第15話 家が建ちました
「いや嬉しい。嬉しいけど納屋じゃなくね!?」
なななんと! 昨日まで納屋の残骸が悲しく転がっていた場所には、立派なウッドハウスが建っていたのだった。
しかも2階建てである。
「オイラが本気を出せばこんなもんでやんす。2LDKでやんす」
「ブヒ!(夢のマイホーム!)」
基礎工事段階ですでに「あれ? 広くない?」とは思っていたが、まさかこんなことになるとは想像していなかった。
地獄丸が建設に着手したのは昨日の昼、牛若丸の中から帰ってからの事だった。
まさかのハイスピード。
まさかのオーバークオリティである。
それもそのはず、俺がちまちま土を掘っている横で「ドゴォオン(数十本の木が倒れる)」「ゴゴゴゴゴ(魔法で基礎工事)」「ポン! ポン! ポン!(木が積みあがる)」という感じで物凄かったのだ。
正直なところ「何じゃそりゃ!?」という感じだ。
そして、農地に目を向け、ウッドハウスに目を向けるとそこに存在する差に愕然とした。
圧倒的! 作業効率の! 格差! が発生していたのである。
俺だってパワースコップさえあればあのくらい出来たさ。
そうさ。あーあ、パワースコップがあればなー。
「ブヒ(元気出して)」
おっエンチョもそう思うか。
そう。そうなんですよ。
不可抗力なんですよ。
別に俺が劣ってるとか、そういう話にはならないと思うんですよね。
「ブヒ(泣かないで)」
あれ……おかしいな……
目から汗が流れてきちゃった。
「あれ? アムルの坊ちゃんどうしたでやんすか? 早く早く、中に入るでやんすよー」
「うっす! いやー地獄丸さん、さすがっすねー! えへえへへ」
◇
「この部屋ぼーくのっ!」
「あっお嬢ずるいでやんす。オイラも狙ってたでやんす」
ふたりとも楽しそうだ。
というか地獄丸も住むつもりなのか?
まあいいか。
俺は角部屋にしーようっ!
部屋の割り当てがある程度決まった頃、俺はある重大な問題に手を付けるか否かを真剣に悩んでいた。
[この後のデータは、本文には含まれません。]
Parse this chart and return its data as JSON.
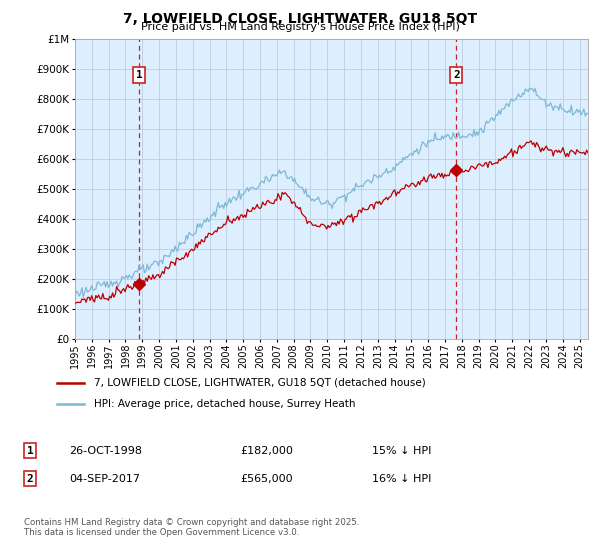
{
  "title": "7, LOWFIELD CLOSE, LIGHTWATER, GU18 5QT",
  "subtitle": "Price paid vs. HM Land Registry's House Price Index (HPI)",
  "legend_line1": "7, LOWFIELD CLOSE, LIGHTWATER, GU18 5QT (detached house)",
  "legend_line2": "HPI: Average price, detached house, Surrey Heath",
  "annotation1_label": "1",
  "annotation1_date": "26-OCT-1998",
  "annotation1_price": "£182,000",
  "annotation1_hpi": "15% ↓ HPI",
  "annotation2_label": "2",
  "annotation2_date": "04-SEP-2017",
  "annotation2_price": "£565,000",
  "annotation2_hpi": "16% ↓ HPI",
  "footer": "Contains HM Land Registry data © Crown copyright and database right 2025.\nThis data is licensed under the Open Government Licence v3.0.",
  "sale1_year": 1998.82,
  "sale1_value": 182000,
  "sale2_year": 2017.67,
  "sale2_value": 565000,
  "hpi_color": "#7eb8d4",
  "price_color": "#bb0000",
  "vline_color": "#cc2222",
  "ylim": [
    0,
    1000000
  ],
  "xlim_start": 1995,
  "xlim_end": 2025.5,
  "chart_bg_color": "#ddeeff",
  "background_color": "#ffffff",
  "grid_color": "#b8cfe0"
}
しかしながら、これ以上の自己肯定感の低下は心に破綻をもたらしかねない。
良心に従え! 頑張れ自分!
よし! 俺は意を決した。
「……なあ地獄丸。この家、幾ら払えばいいだろうか?」
「何言ってるでやんすか。友達からお金なんて貰う訳ないでやんすよ」
地獄丸は両手をブンブン振った。
「いや、金の切れ目が縁の切れ目。ここは俺を立てると思って払わせてくれ。相場でいい。俺のなけなしの誠実を受け取ってくれ」
「そっそうでやんすか……? 相場だったら1000万ゴールドぐらいでやんすかね?」
1000万ゴールド……
「本当に無理しなくていいでやんすよ?」
「ありがとう大丈夫だ。無利子10年ローンでお願いします」
ああ、良心に従うのは気持ち良いな。
いや、気持ち悪い。吐きそうだ……
そんなこんなで俺は1000万の借金を抱えてしまったのであった。